Hacker News new | ask | show | jobs
by SilasX 1692 days ago
Yeah, that was my reaction. I get the need for all this reliability/failover, but it's horrible failure of abstraction/separation of concerns.

There's no reason the serving team should have to learn how to do all of those things on the checklist, since it can be done by anyone who's already learned the infra. You're expecting them to learn all kinds of stuff outside of their specialty, when they should be able to kick the app over the wall and let infra ensure that the app is deployed in two separate PCR zones with the failover plan etc, which should itself be mostly automated.

3 comments

Mega-Caps suffer from the following problem:

1. There are more engineers making more divergent architectural solutions such that there is never a single place where you can make changes across the group.

2. Failures keep happening, so process is instituted with many checkboxes for engineers to work through.

3. Engineers on the small scale stuff get stack ranked against the engineers on the big scale stuff. Everyone needs to show that they can do the work and are "fungible". This leads to small internal systems having the same operational standard as large public facing systems.

I don't see what that's replying to. Nothing in that list would justify demanding that the app's team have knowledge or preference about which PCR zones to pick and which will just have to be corrected when they inevitably pick the wrong one.
The point is that every team gets to set their own failure modes. I know of multiple tier-1 services which diverge from at least one best practice.

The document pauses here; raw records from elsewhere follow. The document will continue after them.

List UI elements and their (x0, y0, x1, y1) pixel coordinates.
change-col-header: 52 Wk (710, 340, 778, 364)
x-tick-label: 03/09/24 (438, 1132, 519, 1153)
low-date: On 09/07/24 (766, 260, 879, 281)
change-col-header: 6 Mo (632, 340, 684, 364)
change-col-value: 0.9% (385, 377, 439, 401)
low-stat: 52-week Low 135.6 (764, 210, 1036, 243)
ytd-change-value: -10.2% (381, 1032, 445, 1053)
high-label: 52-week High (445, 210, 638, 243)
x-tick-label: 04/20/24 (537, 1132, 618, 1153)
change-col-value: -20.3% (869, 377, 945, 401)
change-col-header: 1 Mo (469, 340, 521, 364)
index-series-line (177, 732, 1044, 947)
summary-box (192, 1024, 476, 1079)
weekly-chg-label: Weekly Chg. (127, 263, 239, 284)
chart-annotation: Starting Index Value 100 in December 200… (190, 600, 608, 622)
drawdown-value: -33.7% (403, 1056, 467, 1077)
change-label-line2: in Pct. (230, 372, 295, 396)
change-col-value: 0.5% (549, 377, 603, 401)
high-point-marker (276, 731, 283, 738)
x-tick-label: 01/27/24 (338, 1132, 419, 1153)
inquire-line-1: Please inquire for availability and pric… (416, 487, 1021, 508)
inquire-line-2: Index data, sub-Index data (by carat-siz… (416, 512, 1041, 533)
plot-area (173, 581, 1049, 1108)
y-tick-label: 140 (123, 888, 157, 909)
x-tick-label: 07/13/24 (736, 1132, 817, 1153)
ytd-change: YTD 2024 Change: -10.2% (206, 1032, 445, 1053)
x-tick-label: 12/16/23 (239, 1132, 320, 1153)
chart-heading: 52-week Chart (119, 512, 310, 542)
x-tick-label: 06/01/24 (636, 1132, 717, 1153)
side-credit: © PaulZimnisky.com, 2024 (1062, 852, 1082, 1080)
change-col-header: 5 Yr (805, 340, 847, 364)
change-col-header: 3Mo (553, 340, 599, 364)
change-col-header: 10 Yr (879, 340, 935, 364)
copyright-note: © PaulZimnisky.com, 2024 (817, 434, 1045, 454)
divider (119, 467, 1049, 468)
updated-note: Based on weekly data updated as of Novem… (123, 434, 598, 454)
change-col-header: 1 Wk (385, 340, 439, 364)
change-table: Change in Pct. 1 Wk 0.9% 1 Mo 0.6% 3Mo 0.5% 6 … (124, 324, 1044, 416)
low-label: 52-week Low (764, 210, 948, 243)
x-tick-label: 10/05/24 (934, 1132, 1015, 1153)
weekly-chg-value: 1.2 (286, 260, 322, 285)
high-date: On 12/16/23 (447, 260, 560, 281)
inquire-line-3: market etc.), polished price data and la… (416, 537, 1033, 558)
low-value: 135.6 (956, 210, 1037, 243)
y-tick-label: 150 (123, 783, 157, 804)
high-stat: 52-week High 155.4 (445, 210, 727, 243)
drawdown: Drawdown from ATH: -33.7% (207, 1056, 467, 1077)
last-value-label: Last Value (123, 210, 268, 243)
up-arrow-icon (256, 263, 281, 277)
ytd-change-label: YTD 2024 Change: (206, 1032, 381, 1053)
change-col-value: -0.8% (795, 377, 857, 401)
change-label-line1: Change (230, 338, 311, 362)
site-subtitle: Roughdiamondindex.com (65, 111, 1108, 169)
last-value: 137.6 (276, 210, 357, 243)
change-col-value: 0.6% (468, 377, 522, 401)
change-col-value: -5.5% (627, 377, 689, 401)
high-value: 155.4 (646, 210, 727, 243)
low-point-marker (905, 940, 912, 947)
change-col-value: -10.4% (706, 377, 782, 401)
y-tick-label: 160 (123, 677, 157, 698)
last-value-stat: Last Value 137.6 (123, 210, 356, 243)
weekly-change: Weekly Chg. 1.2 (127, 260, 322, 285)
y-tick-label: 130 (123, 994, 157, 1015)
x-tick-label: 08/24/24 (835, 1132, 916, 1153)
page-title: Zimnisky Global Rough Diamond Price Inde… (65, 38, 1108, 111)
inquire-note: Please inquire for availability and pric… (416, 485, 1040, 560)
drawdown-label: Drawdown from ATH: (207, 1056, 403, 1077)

Think of the scenario where a cloud provider needs to evacuate an az. There is no API which would allow the compute team to force migrate tens of thousands of apps and guarantee that they both are not effected and maintain their redundancy guarantees.

Internal services at google are in the same boat. However google knows about the hard edges and forces everyone to deal with all of that complexity - there is no api which the serving team could plug into which will avoid this overhead.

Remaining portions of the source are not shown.